Caminhos da liberdade (Simone de Beauvoir)

António Rego Chaves

Era previsível: «Le Magazine Littéraire», por ocasião do centenário do nascimento de Simone de Beauvoir (1908-1986), não poderia deixar de consagrar a maioria dos seus textos à temática daquela que é quase unanimemente considerada a sua principal obra, «O Segundo Sexo». Em tempo oportuno referimo-nos já nestas páginas à antologia de Ingrid Galster «Le Deuxième Sexe de Simone de Beauvoir», onde se documenta exaustivamente a histórica recepção negativa que o polémico texto, a partir de 1948, teve em França. Inesquecíveis se tornaram as abjectas reacções do católico François Mauriac, da comunista Jeannette Prenant, do «existencialista cristão» Gabriel Marcel. Que nos seja permitido, agora, atribuir ao feminismo um relevo mitigado, até porque a paixão da liberdade é bem mais abrangente do que a paixão dos direitos da mulher – e ambas foram vividas, com um intenso vigor, pela corajosa e combativa intelectual.

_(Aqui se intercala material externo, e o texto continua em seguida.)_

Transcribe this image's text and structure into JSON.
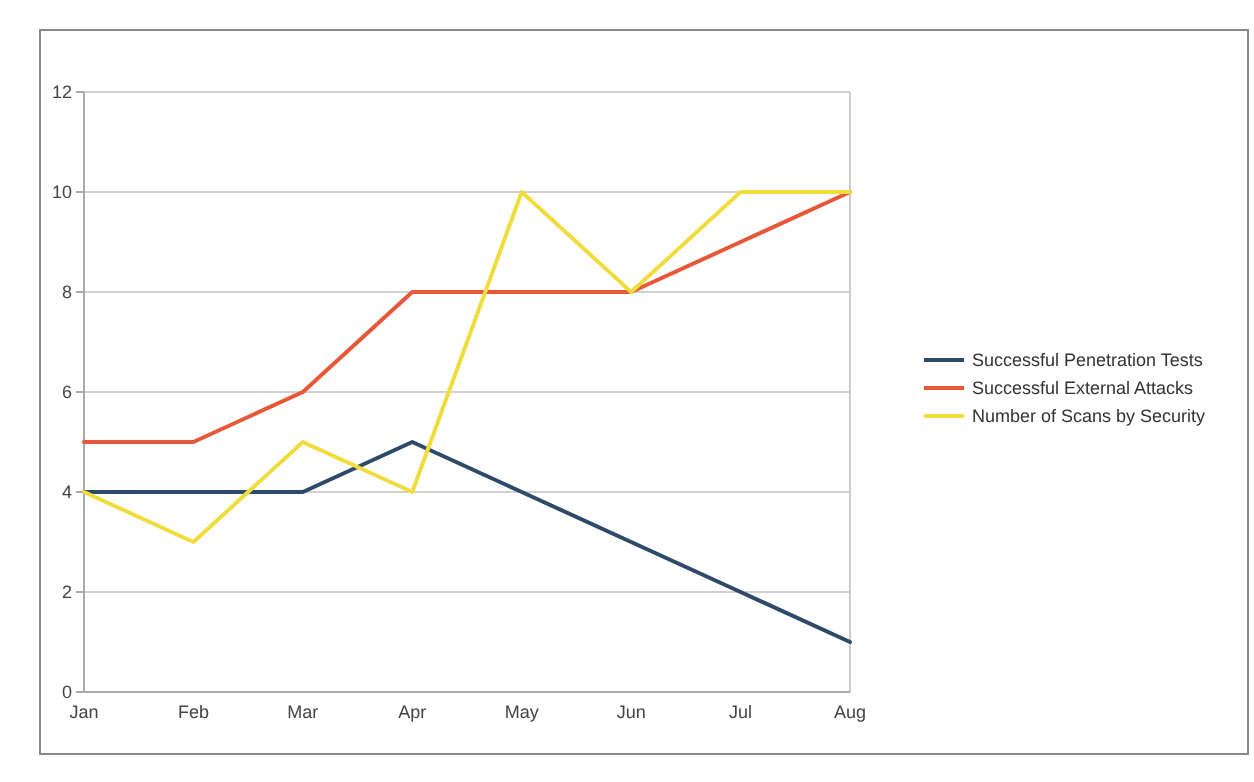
{
  "chart_data": {
    "type": "line",
    "categories": [
      "Jan",
      "Feb",
      "Mar",
      "Apr",
      "May",
      "Jun",
      "Jul",
      "Aug"
    ],
    "series": [
      {
        "name": "Successful Penetration Tests",
        "color": "#2e4a6b",
        "values": [
          4,
          4,
          4,
          5,
          4,
          3,
          2,
          1
        ]
      },
      {
        "name": "Successful External Attacks",
        "color": "#e8573a",
        "values": [
          5,
          5,
          6,
          8,
          8,
          8,
          9,
          10
        ]
      },
      {
        "name": "Number of Scans by Security",
        "color": "#f0dc3c",
        "values": [
          4,
          3,
          5,
          4,
          10,
          8,
          10,
          10
        ]
      }
    ],
    "ylim": [
      0,
      12
    ],
    "yticks": [
      0,
      2,
      4,
      6,
      8,
      10,
      12
    ],
    "grid": "y",
    "legend": "right",
    "marker": "none",
    "line_style": "solid"
  }
}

Como salienta Jean-Louis Hue, Simone de Beauvoir soube desenvolver uma filosofia original tanto na abordagem da condição feminina como na da velhice. É evidente que não se pode ignorar a sua longa caminhada lado a lado com Jean-Paul Sartre, a sua evolução da pertinaz prática católica para o ateísmo, da indiferença política para o filocomunismo, do tradicionalismo para a subversão dos costumes sexuais. E talvez nos seja lícito formular uma ou outra pergunta tão incómoda quanto pertinente. Por exemplo, sobre «Une mort très douce» ou acerca «La Cérémonie des adieux», textos consagrados, respectivamente, à agonia e morte de sua mãe e de Sartre: Onde acaba a literatura e começa a impiedade? Onde acaba o voyeurismo e onde começam o masoquismo ou o sadismo? Onde acaba a reportagem e começa o ajuste de contas? E será que os «amores contingentes» de Sartre e Beauvoir – unidos por um mítico pacto vitalício de «amor necessário» – não produziram gravíssimos «danos colaterais» nos seus incautos destinatários? À luz do humanismo por ambos reivindicado, este acordo entre predadores não nos pode deixar indiferentes. Ou aprovaria a moral existencialista tratar o Outro como Objecto, não como Sujeito, como Coisa, não como Pessoa, como simples meio que se utiliza e lança fora, não como um fim em si mesmo?

Aliás, em matéria de existencialismo, faz notar Éric Deschavanne, Beauvoir demarca-se de Sartre num ponto essencial, depois de ter meditado sobre a condição feminina e sobre a sua própria vida: a «doutrina da justificação». Afirmando que «o homem é uma paixão inútil», Sartre deixara bem clara a vanidade de todas as tentativas para justificar a existência – e que nem mesmo a obra que gerou poderia justificar a sua presença no mundo. Numa palavra, não haveria mesmo «salvação» para os humanos. Menos radical, Beauvoir nunca considerou o seu intenso labor como uma forma ilusória de justificação: «a actividade, o progresso contínuo na carreira ou a criação, a possibilidade de inventar a sua vida e de conquistar o seu sentido abrem a seus olhos a via autêntica da salvação» – afirma ainda Éric Deschavanne.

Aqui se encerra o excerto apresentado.